Kashif Ali کاشف علی

Personal information
- Born: 4 October 2002 (age 23) Karachi, Sindh, Pakistan
- Batting: Right-handed
- Bowling: Right-arm medium
- Role: Bowler

Domestic team information
- 2022/23: Sindh 2nd XI
- 2023/24: Karachi Blues
- 2023/24: Khan Research Laboratories

Career statistics
| Competition | FC | T20 |
| Matches | 5 | 3 |
| Runs scored | 135 | 43 |
| Batting average | 27.00 | 21.50 |
| 100s/50s | 0/0 | 0/0 |
| Top score | 36 | 39* |
| Balls bowled | 762 | – |
| Wickets | 17 | – |
| Bowling average | 26.17 | – |
| 5 wickets in innings | 0 | – |
| 10 wickets in match | 0 | – |
| Best bowling | 4/33 | – |
| Catches/stumpings | 1/– | 1/– |
- Source: Cricinfo, 25 January 2025

= Kashif Ali (cricketer, born 2002) =

Pakistani cricketer (born 2002)

Kashif Ali (Urdu: ; born 4 October 2002) is a Pakistani cricketer who plays for Karachi Blues.

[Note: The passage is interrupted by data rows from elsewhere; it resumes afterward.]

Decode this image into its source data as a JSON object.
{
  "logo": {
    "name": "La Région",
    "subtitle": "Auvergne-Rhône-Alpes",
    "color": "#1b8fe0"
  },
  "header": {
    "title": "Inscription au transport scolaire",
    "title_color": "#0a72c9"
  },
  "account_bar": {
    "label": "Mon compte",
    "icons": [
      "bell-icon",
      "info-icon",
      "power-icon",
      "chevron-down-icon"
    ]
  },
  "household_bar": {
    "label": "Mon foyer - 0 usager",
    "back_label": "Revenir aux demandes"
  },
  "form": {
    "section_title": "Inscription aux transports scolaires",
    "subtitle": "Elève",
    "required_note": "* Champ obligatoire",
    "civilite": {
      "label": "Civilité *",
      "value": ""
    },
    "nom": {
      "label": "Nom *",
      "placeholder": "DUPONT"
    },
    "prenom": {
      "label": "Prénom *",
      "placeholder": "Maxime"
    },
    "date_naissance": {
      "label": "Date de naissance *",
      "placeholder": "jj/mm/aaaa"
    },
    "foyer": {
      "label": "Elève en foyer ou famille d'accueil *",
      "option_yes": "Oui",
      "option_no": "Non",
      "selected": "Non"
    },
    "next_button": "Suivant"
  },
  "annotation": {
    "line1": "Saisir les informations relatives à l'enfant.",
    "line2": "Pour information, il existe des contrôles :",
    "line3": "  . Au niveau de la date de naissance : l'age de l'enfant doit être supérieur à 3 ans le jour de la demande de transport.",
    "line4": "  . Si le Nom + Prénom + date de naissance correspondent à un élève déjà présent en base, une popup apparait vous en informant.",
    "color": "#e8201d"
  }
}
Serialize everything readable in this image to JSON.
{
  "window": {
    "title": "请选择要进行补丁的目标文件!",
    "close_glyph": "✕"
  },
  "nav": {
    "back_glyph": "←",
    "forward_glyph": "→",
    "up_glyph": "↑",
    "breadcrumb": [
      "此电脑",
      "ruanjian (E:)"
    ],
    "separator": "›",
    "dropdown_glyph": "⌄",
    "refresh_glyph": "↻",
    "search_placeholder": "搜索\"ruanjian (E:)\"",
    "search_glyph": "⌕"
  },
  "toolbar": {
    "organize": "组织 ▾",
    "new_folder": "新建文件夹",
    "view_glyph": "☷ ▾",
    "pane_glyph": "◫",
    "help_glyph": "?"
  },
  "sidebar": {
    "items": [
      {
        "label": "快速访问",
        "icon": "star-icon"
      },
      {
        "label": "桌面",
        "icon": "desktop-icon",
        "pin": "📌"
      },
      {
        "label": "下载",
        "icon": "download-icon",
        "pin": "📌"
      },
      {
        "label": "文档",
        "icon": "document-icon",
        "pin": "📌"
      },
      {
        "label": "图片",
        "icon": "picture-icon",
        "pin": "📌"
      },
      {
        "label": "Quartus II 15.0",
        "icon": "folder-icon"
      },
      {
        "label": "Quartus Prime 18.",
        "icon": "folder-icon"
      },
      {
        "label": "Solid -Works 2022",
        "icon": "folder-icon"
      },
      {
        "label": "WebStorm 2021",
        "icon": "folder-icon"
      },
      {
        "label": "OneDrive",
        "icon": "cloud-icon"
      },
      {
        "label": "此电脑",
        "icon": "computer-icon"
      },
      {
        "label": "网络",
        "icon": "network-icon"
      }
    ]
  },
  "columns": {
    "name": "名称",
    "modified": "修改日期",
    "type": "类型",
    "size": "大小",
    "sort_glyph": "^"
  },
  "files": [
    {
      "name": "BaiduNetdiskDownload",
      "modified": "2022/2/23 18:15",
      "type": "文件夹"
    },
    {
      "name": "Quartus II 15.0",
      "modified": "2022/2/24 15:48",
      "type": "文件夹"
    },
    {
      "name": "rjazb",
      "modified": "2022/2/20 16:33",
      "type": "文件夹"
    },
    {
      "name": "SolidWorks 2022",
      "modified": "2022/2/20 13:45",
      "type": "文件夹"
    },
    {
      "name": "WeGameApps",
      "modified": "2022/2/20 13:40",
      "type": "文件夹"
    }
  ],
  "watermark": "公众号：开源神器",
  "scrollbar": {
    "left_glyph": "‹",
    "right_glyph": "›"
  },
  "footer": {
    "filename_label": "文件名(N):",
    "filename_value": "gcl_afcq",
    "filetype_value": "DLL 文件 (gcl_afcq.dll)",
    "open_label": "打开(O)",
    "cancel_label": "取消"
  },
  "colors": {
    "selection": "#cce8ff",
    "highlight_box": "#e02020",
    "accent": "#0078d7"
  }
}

Ali made his T20 debut for Karachi Blues against Peshawar on 24 November 2023 during the 2023–24 National T20 Cup. Ali made his first-class debut for Khan Research Laboratories against Water And Power Development Authority on 16 December 2023 during the 2023–24 President's Trophy.